Roger set forth. The rain still poured, but he felt it not. He was in motion and out-of-doors; that always made his misfortunes seem lighter. He rode ahead steadily, and Merrylegs, who had proved himself worthy of his name, showed no lack of energy in taking the road before him. Every mile Roger put between himself and Châlons, he was less heavy-hearted. Lovers’ pangs are sharp, but singularly curable as long as the lady remains unmarried. At last, just as he saw the old castle rising on the hill at Vitry, the sun came out gloriously. He thought he would not go on to Bar. He turned around and had half a mind to ride back toward Châlons, but mercy for his good Merrylegs restrained him.

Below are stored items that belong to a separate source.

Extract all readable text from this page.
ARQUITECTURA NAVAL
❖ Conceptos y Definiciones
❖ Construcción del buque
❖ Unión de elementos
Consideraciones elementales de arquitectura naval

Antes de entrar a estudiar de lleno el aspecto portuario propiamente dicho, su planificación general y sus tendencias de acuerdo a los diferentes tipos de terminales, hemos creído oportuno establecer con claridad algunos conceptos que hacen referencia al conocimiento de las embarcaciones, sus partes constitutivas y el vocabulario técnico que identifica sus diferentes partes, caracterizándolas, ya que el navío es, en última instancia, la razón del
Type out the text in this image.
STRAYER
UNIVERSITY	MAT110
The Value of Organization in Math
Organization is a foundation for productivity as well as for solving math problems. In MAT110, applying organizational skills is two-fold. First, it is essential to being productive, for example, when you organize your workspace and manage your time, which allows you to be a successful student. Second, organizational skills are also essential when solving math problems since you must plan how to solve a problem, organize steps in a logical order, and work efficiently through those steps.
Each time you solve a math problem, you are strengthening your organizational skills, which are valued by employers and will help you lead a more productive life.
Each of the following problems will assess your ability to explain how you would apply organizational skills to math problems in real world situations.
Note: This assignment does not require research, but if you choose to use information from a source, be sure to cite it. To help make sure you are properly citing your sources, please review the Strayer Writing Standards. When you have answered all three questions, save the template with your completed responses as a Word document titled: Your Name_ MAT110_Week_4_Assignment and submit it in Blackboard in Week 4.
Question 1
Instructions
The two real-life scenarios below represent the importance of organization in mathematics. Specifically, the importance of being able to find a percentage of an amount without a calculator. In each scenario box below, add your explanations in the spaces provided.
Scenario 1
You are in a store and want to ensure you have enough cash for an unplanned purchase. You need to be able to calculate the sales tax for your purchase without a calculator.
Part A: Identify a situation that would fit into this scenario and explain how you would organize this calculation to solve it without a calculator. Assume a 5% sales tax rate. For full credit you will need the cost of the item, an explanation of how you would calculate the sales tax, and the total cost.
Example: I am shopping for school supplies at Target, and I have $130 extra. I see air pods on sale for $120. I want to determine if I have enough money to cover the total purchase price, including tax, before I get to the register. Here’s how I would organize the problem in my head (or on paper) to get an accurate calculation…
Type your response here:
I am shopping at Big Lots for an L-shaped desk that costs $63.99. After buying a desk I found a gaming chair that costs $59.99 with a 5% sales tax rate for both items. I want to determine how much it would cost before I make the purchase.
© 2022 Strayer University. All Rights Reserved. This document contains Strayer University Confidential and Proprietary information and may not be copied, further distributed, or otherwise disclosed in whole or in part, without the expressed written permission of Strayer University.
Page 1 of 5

He rode into the little town, put up his horse at the Three Roses, and then went for a walk around the old castle. It was the loveliest of all the lovely days they had yet had upon their journey. The face of nature was newly washed, the trees were putting on their new green liveries for the festal time of spring. The sun shone out with a generous and penetrating ardor that warmed the whole earth and all the people on it. The gray old castle basked in the noonday light. Roger Egremont wandered over it and, standing on the ancient parapet under the deep blue sky, saw all the beauty around him—and could enjoy none of it, because Michelle was not there.